Brian M. Riedl of the Thomas A. Roe Institute for Economic Policy Studies at The Heritage Foundation has put out a very useful report called Federal Spending by the Numbers 2010.  It is chock full of graphs of the spending and revenues of the recent past and projections to 2020.  For example:

It is interesting to note that the long term rate of federal revenues has been about 18.0% of GDP, but the federal spending rate has exceeded that level by 2.3% of GDP on average year after year.  It is clear we have long been politically unwilling to live within our means and that if we allow the Obama plan to stay in place, we will either have to tax ourselves at a much higher rate than we have historically or we will be spending at rates of about 8.3% of GDP higher than federal revenues.  Such rates of spending are unsustainable.  If taxes are increased that much, the economy will stumble and future growth in the economy and standard of living will suffer terribly.  If taxes are not increased drastically, the accumulated deficits will leave America bankrupt.  It is impossible not to see the critical necessity of drastically reigning in the Obama spending plans.

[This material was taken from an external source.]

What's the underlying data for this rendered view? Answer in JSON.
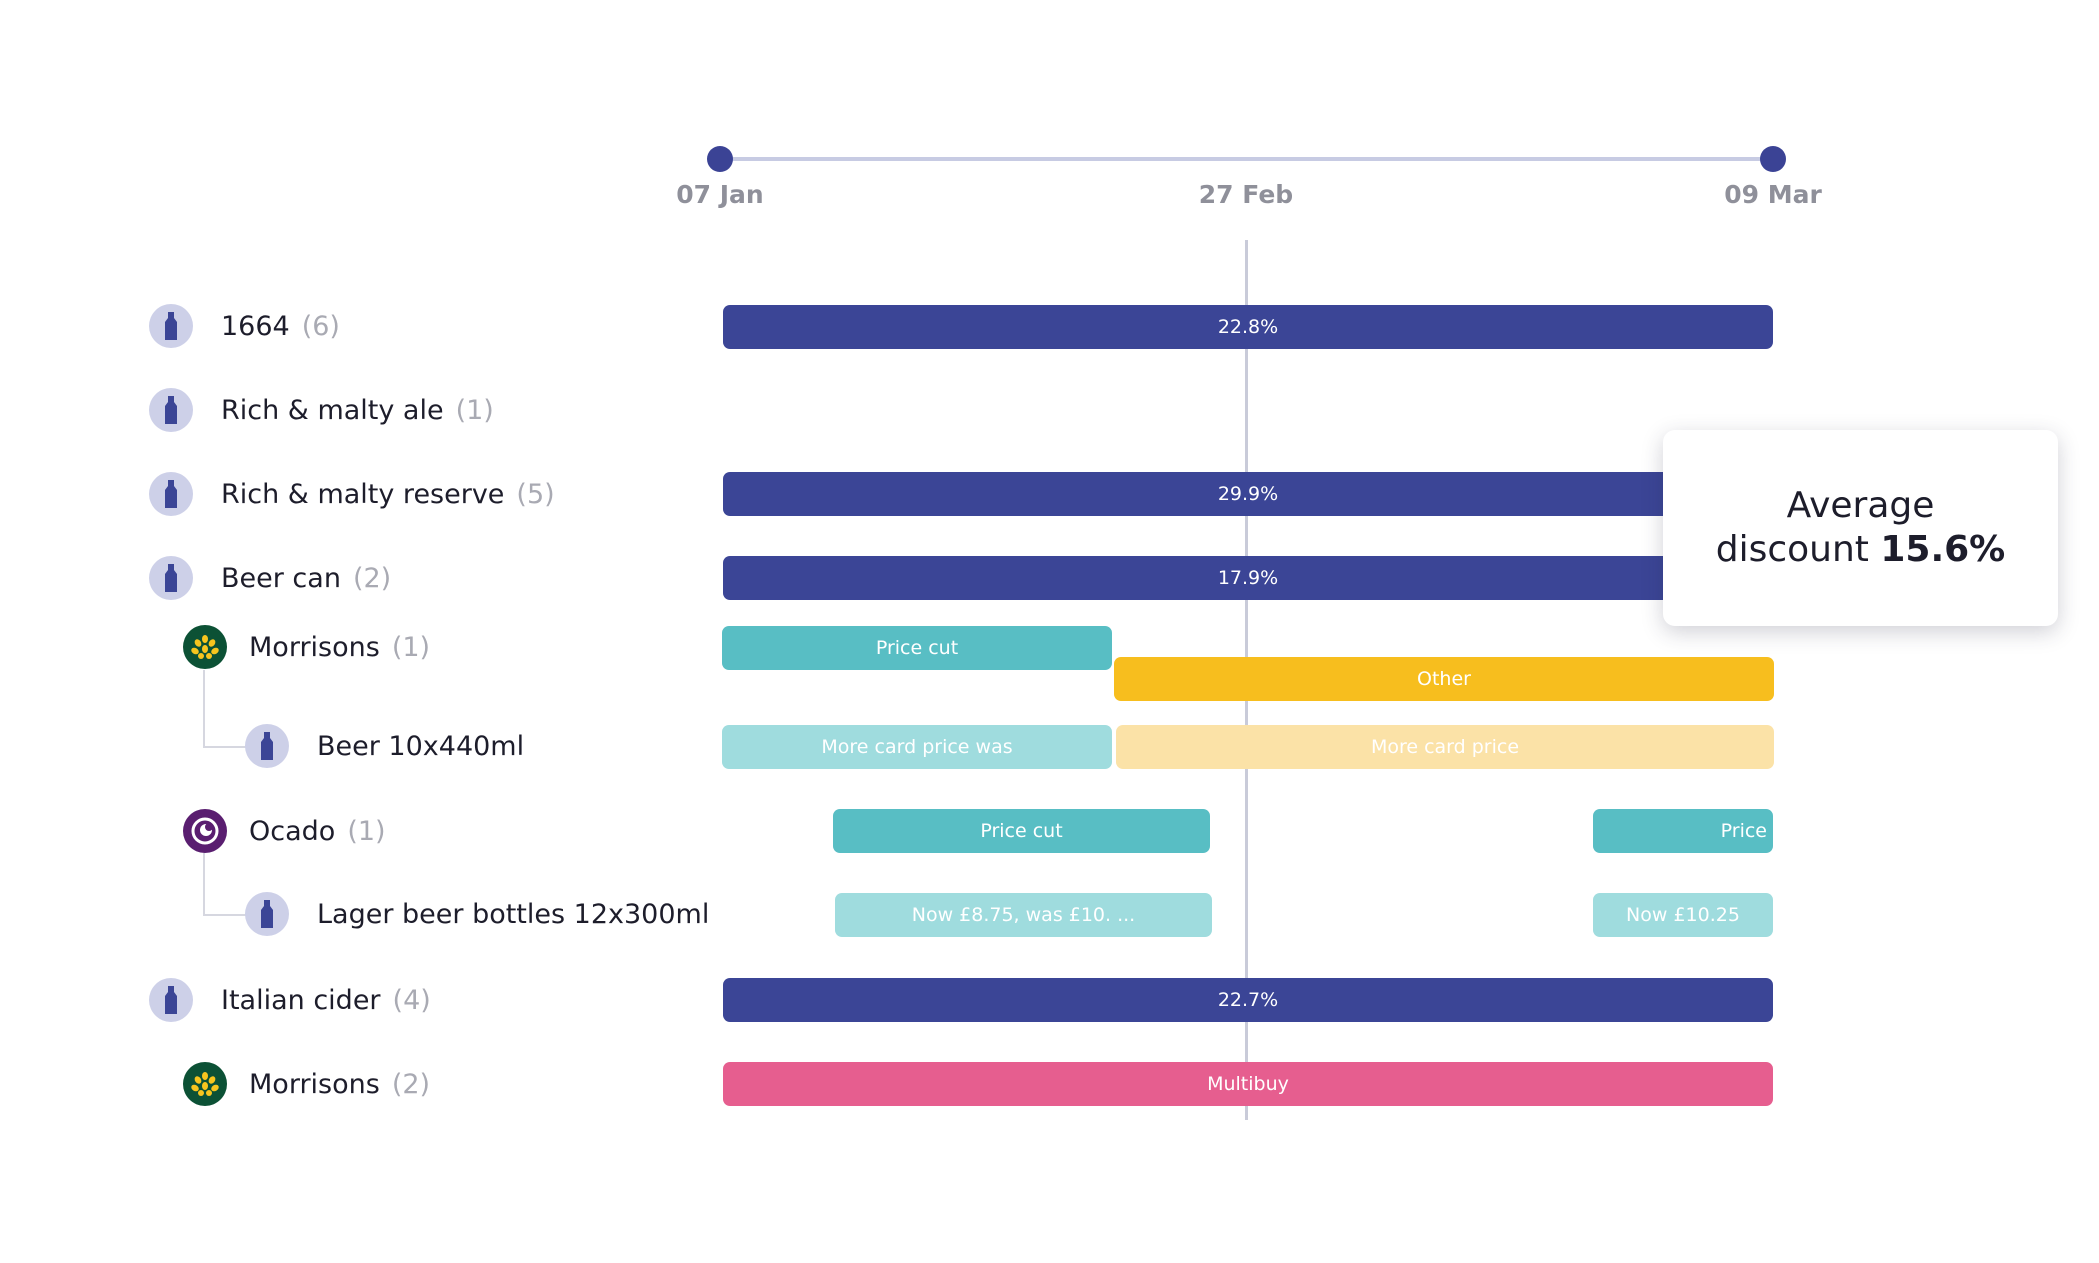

Here are two more fascinating plots from this Heritage Foundation report showing the effects of future spending on the three major entitlements:


Medicare in particular is an overwhelming spending problem.  By 2050, Medicare, Medicaid, and Social Security will require the complete historical average of federal revenues just to fund them.  Medicare was already going to be a major problem before ObamaCare was passed to make it an even worse problem.  Note that in today's dollars, the average extra tax burden of these three entitlement programs alone will be $12,636 per household!  Do you have that much money available to give to the federal government?  Think about it.